Wednesday, February 17, 2010

Random acts of poetry

Day 8 of the "What are you reading, and why?" project. I am stressing the "Why?" in hopes that more of you will explain yourselves in comments! (Easier to do now, I promise! Anybody can comment, but there is a type-in-these-words filter, and an "approval" process. If you are not mean or swearing, I will approve you.)
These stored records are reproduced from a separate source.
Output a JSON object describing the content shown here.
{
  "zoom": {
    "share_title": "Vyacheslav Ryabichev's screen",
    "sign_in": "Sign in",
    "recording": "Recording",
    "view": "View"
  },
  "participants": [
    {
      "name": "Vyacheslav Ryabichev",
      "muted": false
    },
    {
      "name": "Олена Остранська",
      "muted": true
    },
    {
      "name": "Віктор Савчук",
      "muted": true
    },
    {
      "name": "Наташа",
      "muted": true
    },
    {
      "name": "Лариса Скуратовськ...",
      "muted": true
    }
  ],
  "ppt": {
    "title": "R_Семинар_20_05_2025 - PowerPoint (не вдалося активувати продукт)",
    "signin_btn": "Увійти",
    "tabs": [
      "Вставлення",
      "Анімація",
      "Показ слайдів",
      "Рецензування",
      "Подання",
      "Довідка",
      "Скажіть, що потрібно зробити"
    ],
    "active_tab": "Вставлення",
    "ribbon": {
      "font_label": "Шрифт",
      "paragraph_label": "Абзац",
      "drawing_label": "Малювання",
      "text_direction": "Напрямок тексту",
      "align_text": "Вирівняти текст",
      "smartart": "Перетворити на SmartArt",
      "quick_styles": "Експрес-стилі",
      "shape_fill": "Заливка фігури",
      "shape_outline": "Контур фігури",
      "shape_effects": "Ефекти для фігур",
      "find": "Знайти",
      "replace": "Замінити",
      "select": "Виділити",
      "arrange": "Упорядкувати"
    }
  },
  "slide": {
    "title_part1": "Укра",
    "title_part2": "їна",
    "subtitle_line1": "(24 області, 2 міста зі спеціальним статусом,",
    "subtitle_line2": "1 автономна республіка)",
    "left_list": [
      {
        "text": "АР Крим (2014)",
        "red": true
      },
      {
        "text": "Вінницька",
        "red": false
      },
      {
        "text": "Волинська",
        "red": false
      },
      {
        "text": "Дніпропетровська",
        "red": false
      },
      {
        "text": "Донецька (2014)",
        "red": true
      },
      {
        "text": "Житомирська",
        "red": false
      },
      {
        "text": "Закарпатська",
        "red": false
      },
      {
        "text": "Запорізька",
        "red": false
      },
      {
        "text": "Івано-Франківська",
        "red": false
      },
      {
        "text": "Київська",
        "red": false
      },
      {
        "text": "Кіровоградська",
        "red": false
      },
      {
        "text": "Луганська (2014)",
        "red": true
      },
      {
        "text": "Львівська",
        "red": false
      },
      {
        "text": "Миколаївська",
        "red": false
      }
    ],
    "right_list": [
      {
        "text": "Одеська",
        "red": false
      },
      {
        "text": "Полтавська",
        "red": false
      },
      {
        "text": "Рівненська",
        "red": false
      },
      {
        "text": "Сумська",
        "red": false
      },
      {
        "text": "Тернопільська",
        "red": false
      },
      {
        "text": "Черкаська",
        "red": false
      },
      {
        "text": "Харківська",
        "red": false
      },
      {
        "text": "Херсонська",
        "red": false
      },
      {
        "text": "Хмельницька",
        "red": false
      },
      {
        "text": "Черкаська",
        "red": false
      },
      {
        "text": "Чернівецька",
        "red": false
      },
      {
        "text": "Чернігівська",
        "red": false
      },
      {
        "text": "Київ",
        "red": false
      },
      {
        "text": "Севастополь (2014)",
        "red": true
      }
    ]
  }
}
Yesterday I got a phone call at work from my friend Lorel, who was halfway through my book of poems and just had to call to tell me they were beautiful. Can you imagine how touched, moved, delighted I was? Wow! (Also, Michael and Kay, who answered the original "What are you reading?" question back on Facebook, are reading this same book, Broken Sonnets. They are hosting a birthday party, house concert, poetry reading, dance and guitar thing for me this Saturday. I am thrilled. I am going to see lots of old friends there, including Lorel, and meet some new ones, too! So I think we have an answer to the "Why?" question in this case.)

Two young women were in Babbitt's at the time, looking specifically for poetry, love poetry, and Lorel said it would be OK to hand them my book, and I did, and one of them bought it! Hilarious, and also moving. The other bought Vita Nova, by Louise Gluck, at my recommendation, a Robert Creeley book, and others. We have great stuff tucked away on our poetry shelves at Babbitt's. No Robert Burns handy at that moment, as I had snatched up one copy and handed another to a man seeking poetry to read through his wife's belly to the baby in her womb! How's that for a random act of poetry?

Lorel is also reading Olive Kitteridge by Elizabeth Strout, a set of linked stories about a retired teacher. (By chance, I am today revising a story that is taking me years to write about a retiring woman!) I love linked stories, but it seemed like a trend in fiction that came and went...but maybe is back?

Let me know what you all think about linked stories, sort of a blur between a novel and a short story collection. What are the advantages and disadvantages, both of reading them and of writing them? I heard that agents/publishers are not so hot on them, but I don't know why. Might be one of those money-driven opinions, but short stories can be made into movies just as easily as novels can, in fact, more easily sometimes, yes?